一般的な求人サイトでは大卒以上を条件にする求人も珍しくありませんが、中卒・高卒に特化したエージェントを使えば以下のメリットがあります。
- 学歴に関係なく応募できる求人を紹介してもらえる
- キャリアアドバイザーが強みを引き出し推薦してくれるため、書類選考が通りやすくなる
- 中卒・高卒を積極採用する企業を紹介してもらえる
- 今後のキャリアプランを一緒に考えてもらえる
効率よく年収アップを狙いたい人には、心強い存在となるでしょう。
中卒・高卒もキャリアプランや転職先次第で生涯年収を増やせる

中卒・高卒は、大卒より生涯年収が低い傾向にありますが、これはあくまでデータ上の平均値に過ぎません。
仕事の選び方や資格取得、さらには独立・起業などによって、生涯年収を大きく伸ばすことは十分可能です。また、大卒より早く社会に出た経験がビジネススキルとして強みになることもあります。
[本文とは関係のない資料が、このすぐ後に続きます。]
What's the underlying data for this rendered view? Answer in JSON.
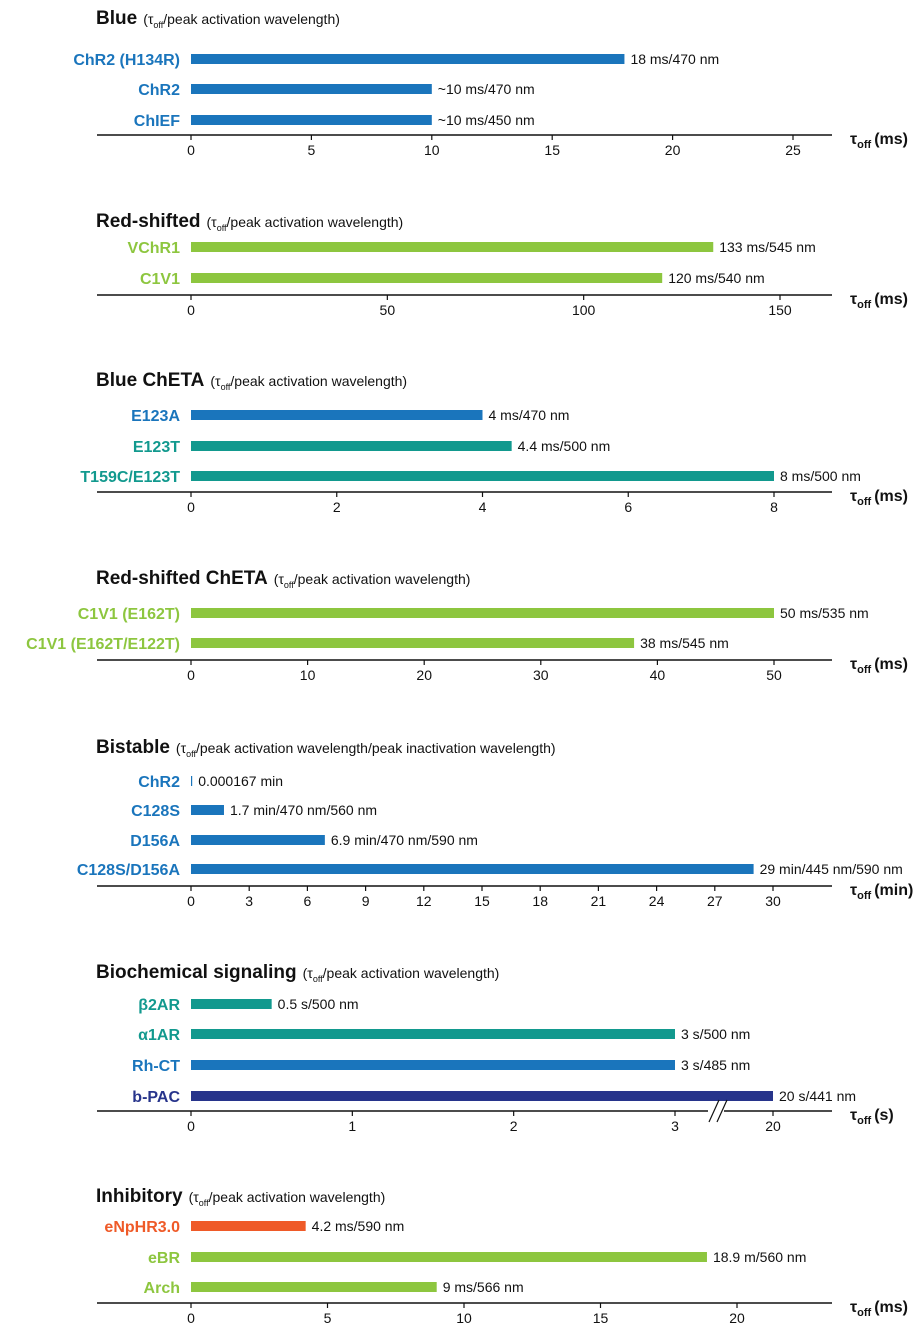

まずは「どのくらい稼ぎたいか」を明確にし、目標に合わせたキャリアアップを目指しましょう。
今の会社で昇進・昇給が難しい場合は、年収が高い会社に転職するのもおすすめです。中卒・高卒向けの転職エージェントを活用すれば、自分のキャリアプランに合った会社が見つかりやすくなります。
学歴にとらわれず、長期的な視点でキャリアを築いていきましょう。